How to average column values in a dataframe based on multiple other matching columns?

Hi all,

I’ve created a DataFrame as seen below:

using DataFrames # package dependency 

original_df = DataFrame(; Year=Int[], Name=String[], 
Surname=String[], Rating=Int[], ValueOne=Float64[], ValueTwo=Float64[])

push!(original_df, (1, "Dick", "Jones", 1, 2.3, 2.9))
push!(original_df, (1, "Dick", "Grayson", 1, 3.1, 6.9))
push!(original_df, (1, "Dick", "Grayson", 3, 2.4, 6.9))
push!(original_df, (2, "Dick", "Grayson", 3, 7.4, 5.3))
push!(original_df, (2, "Bob", "Jeff", 3, 4.83, 6.29))
push!(original_df, (1, "Bob", "Jeff", 1, 3.3, 1.9))
push!(original_df, (2, "Bob", "Jeff", 3, 10.2, 1.01))
push!(original_df, (2, "Bob", "Man", 3, 10.9, 0.03))

The original_df DataFrame should look like this:
image

I want to perform an operation on original_df such that it will average the :ValueOne and :ValueTwo columns (separately) when the following columns share the same value: [:Year, :Name, :Rating]. The resulting DataFrame should look like this if my mental math is correct:

using DataFrames # package dependency

resulting_df = DataFrame(; Year=Int[], Name=String[], Rating=Int[], 
ValueOne=Float64[], ValueTwo=Float64[])

push!(resulting_df, (1, "Dick", 1, 2.7, 4.9))
push!(resulting_df, (1, "Dick", 3, 2.4, 6.9))
push!(resulting_df, (2, "Dick", 3, 7.4, 5.3))
push!(resulting_df, (2, "Bob", 3, 8.643, 2.443))
push!(resulting_df, (1, "Bob", 1, 3.3, 1.9))

The resulting_df DataFrame should look like this:
image
Note that I don’t care what the sorting of the rows in resulting_df looks like; I just care that it has those rows.
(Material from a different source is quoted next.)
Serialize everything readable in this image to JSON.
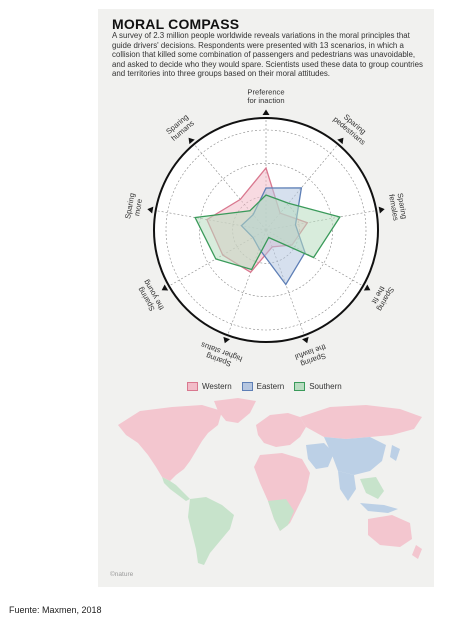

Would anybody be able to instruct me in how the following operation can be done please? The actual DataFrame that I’m going to do this on will have 15+ columns and there’ll be 10 that need to match for the averaging to be done, so preferably if I had a way to do the operation where I didn’t have to type in multiple conditions separated by the && operator then that would be good please. Regardless, the code examples above should be a decent starting point I think.

Thank you in advance.

combine(groupby(df, [:Year, :Name, :Rating]), [:ValueOne, :ValueTwo] .=> mean; renamecols = false)

If you need most of your columns to group by it might be more concise to use something like names(df[!, Not([:ValueOne, :ValueTwo])]) in groupby instead of listing them manually.

1 Like

Thanks for this, the code is working well. Yea, doing it with the names functions will be a good idea.